The prolonged REmis­sion-MAINtenance therapy in systemic vasculitis (REMAIN) trial is the only randomized controlled maintenance study available comparing outcomes in patients on maintenance immunosuppression versus no immunosuppression [13]. The authors concluded there appeared to be a lower relapse risk in patients who continued azathioprine, a standard maintenance agent for AAV. However, there are a number of caveats to this conclusion that should be noted. Most interestingly, two-thirds of patients in the discontinuation group did not suffer a relapse within the 48-month study follow-up period. Additionally, the number of over-treated patients in this trial was higher than usual, given the residual relapse risk in the continuation group. The data from REMAIN also demonstrated a higher incidence of infection and malignancy in the continuation group relative to the discontinuation group, a reminder of the risks of long-term therapy.

Aside from REMAIN, our single-center study is one of the few studies that have looked at outcomes in AAV patients maintained without maintenance therapy for an extended period. We acknowledge that our study is not without limitations, including the retrospective design and small sample size. In addition, the reason for stopping immunosuppression in these patients was not pre-defined and was potentially influenced by patient and physician choice.
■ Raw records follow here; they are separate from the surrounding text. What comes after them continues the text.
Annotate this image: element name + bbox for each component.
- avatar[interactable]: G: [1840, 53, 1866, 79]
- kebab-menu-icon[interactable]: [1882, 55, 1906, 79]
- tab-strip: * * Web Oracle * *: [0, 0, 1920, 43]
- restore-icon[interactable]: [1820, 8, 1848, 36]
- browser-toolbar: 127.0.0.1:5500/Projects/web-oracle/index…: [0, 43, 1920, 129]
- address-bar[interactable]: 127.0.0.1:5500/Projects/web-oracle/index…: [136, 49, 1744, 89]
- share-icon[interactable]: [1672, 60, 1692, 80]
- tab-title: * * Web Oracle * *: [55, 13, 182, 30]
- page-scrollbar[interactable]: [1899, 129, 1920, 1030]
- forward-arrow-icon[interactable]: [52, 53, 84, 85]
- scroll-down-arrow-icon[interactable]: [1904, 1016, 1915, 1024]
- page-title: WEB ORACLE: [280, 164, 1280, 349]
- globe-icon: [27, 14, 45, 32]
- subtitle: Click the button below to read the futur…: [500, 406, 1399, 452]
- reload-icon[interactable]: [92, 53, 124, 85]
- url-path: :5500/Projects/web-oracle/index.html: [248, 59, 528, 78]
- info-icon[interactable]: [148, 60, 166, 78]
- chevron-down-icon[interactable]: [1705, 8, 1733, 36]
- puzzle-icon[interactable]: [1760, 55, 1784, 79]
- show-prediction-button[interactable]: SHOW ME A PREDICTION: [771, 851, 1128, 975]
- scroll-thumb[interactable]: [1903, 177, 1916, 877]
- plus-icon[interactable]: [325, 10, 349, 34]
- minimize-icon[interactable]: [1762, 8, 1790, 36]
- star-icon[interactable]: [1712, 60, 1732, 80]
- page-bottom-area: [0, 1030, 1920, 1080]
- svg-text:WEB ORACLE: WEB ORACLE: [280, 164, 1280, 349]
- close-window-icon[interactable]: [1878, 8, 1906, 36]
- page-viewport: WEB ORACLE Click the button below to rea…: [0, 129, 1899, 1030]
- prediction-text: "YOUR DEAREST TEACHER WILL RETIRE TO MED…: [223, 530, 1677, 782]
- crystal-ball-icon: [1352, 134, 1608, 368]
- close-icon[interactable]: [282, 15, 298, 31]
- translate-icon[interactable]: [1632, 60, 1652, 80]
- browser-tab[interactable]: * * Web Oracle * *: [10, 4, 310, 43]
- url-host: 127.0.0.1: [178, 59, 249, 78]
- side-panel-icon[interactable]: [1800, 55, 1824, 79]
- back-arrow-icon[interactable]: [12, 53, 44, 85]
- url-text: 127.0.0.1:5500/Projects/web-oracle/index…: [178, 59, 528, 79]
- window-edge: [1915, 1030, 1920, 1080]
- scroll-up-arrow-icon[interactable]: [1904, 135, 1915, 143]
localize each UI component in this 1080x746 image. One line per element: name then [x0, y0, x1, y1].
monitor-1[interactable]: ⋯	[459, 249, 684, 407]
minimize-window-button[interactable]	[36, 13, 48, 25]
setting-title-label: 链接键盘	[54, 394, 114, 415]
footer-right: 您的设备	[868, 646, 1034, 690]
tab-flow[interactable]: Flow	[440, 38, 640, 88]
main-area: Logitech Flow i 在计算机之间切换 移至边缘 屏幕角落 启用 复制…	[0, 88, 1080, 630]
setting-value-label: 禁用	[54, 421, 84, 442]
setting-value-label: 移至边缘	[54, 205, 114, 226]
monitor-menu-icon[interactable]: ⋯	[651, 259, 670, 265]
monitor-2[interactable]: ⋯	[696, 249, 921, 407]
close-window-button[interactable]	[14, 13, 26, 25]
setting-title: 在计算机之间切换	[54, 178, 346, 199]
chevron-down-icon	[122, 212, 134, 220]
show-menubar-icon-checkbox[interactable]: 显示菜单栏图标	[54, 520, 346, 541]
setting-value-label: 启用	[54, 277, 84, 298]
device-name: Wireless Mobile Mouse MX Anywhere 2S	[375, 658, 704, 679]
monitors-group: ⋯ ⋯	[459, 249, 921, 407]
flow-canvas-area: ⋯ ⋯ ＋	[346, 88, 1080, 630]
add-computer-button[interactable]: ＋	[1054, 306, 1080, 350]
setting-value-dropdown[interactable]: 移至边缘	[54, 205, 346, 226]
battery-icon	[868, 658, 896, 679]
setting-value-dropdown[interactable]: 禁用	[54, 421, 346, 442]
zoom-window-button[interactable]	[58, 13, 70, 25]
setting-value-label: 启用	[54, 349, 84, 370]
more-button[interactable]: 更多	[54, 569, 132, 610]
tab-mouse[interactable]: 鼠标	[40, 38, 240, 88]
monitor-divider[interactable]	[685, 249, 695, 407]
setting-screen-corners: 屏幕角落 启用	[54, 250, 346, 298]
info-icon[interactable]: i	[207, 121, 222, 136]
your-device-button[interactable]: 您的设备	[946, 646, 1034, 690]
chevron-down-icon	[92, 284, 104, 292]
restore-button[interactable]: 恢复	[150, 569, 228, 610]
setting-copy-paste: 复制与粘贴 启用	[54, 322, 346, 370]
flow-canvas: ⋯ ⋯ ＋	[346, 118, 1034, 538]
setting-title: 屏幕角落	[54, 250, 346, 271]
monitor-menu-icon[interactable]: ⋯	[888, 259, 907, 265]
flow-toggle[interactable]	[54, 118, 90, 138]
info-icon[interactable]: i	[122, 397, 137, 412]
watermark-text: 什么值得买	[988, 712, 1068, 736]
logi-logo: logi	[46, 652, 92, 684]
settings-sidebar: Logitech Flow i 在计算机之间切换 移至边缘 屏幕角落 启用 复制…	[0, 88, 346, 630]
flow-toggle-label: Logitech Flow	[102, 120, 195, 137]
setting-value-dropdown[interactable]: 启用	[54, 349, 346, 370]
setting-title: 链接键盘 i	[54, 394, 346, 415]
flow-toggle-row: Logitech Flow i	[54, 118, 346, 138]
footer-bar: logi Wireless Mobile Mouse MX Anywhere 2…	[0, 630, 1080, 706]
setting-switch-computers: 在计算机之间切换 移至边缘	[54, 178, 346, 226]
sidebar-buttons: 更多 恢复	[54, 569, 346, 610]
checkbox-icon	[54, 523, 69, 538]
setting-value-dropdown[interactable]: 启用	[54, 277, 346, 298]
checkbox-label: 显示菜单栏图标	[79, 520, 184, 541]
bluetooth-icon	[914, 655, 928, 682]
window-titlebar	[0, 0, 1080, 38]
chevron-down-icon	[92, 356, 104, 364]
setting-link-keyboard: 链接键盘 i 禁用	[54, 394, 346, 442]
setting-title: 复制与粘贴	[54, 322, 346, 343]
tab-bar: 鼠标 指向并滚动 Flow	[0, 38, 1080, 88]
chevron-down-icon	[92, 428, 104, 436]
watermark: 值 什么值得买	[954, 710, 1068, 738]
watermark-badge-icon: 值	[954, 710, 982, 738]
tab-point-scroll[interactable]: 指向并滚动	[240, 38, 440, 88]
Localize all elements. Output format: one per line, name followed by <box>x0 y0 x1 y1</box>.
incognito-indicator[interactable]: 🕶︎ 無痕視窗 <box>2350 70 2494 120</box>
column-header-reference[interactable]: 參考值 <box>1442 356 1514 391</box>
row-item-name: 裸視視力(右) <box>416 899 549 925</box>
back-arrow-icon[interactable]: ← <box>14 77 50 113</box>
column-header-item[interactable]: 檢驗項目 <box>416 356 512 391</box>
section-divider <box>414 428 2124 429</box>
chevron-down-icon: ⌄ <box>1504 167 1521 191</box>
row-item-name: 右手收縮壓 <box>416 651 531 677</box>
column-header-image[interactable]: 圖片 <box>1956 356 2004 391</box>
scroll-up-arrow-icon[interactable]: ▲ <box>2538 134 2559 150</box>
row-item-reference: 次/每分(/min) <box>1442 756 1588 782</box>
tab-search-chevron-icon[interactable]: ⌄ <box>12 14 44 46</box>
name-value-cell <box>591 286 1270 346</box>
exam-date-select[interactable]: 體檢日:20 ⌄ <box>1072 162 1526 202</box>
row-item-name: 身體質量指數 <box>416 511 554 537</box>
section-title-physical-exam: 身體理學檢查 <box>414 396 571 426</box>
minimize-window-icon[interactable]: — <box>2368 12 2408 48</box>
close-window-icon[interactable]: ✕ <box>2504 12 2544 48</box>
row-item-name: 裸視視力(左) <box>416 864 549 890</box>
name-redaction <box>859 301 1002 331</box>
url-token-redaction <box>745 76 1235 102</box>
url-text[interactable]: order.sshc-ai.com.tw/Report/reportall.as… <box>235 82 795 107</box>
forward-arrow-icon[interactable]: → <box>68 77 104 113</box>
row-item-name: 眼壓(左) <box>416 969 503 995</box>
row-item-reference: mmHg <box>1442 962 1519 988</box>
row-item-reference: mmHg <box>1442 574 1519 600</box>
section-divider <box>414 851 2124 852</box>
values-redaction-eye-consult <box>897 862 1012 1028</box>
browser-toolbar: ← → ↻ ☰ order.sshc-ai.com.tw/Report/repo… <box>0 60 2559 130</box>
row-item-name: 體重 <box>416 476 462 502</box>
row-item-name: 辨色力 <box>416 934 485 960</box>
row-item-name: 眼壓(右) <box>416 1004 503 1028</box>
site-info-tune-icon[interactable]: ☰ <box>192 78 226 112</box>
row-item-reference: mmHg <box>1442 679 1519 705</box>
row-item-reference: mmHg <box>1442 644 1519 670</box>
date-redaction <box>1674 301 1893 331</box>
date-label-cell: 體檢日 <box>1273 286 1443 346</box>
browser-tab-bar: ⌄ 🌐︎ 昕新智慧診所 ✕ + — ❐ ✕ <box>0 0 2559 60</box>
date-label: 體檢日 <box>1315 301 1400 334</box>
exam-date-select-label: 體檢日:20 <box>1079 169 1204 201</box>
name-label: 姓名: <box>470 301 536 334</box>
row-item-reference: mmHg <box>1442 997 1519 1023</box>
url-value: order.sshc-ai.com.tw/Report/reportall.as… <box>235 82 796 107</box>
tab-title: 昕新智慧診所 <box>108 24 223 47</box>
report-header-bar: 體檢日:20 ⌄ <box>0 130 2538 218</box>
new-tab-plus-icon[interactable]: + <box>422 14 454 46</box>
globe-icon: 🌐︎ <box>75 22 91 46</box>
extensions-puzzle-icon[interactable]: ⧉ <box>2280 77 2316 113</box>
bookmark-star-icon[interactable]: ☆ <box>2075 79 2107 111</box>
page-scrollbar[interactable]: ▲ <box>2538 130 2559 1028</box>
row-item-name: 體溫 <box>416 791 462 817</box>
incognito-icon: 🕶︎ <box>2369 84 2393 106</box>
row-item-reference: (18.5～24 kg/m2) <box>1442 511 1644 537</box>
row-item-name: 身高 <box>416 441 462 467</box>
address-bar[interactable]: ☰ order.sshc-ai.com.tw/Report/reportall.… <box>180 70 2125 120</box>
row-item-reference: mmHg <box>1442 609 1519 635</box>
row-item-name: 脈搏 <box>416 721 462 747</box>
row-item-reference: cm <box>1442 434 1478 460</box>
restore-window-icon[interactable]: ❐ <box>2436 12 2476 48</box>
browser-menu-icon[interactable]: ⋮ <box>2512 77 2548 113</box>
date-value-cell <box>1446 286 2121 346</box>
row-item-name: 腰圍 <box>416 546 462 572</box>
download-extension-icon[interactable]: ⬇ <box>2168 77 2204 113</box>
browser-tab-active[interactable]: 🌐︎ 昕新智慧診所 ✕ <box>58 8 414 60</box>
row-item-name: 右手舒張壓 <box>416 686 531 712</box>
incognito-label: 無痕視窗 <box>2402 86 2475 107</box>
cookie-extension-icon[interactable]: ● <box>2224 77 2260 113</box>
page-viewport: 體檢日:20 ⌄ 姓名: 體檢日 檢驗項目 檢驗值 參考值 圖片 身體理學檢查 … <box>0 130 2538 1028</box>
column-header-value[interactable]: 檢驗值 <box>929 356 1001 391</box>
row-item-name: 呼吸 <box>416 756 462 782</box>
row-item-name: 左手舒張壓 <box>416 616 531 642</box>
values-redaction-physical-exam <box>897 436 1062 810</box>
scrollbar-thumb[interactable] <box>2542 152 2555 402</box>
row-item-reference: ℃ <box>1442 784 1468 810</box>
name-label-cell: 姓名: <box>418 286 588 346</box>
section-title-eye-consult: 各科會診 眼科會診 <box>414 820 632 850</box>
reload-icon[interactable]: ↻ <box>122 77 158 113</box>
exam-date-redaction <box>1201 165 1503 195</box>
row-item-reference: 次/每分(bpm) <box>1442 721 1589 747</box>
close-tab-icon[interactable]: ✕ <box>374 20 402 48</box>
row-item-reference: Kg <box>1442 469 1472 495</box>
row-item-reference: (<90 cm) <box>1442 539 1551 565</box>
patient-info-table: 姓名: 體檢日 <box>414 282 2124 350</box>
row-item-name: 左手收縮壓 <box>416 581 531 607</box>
Third, our cohort was enriched with MPO-ANCA patients and those with renal involvement limiting generalization to all AAV patients. Still, despite these limitations, our study is an important representation of “real-world” practices outside a clinical trial setting. Our findings are striking as an extension of the observations about the treatment-free relapse outcomes in the REMAIN trial.

Conclusions

AAV patients can be maintained off maintenance agents for up to three years either in the absence of prednisone therapy or with a prednisone dose not exceeding 5 mg daily. Results such as ours and from the sub-analyses from the REMAIN trail underscore a need for the AAV clinical research community as a whole to pursue in-depth studies that clearly define the need and duration of maintenance immunotherapy objectively. Ultimately, we hope such a definition of need can be incorporated into a risk-benefit formula to guide decisions about the continuation of maintenance therapy.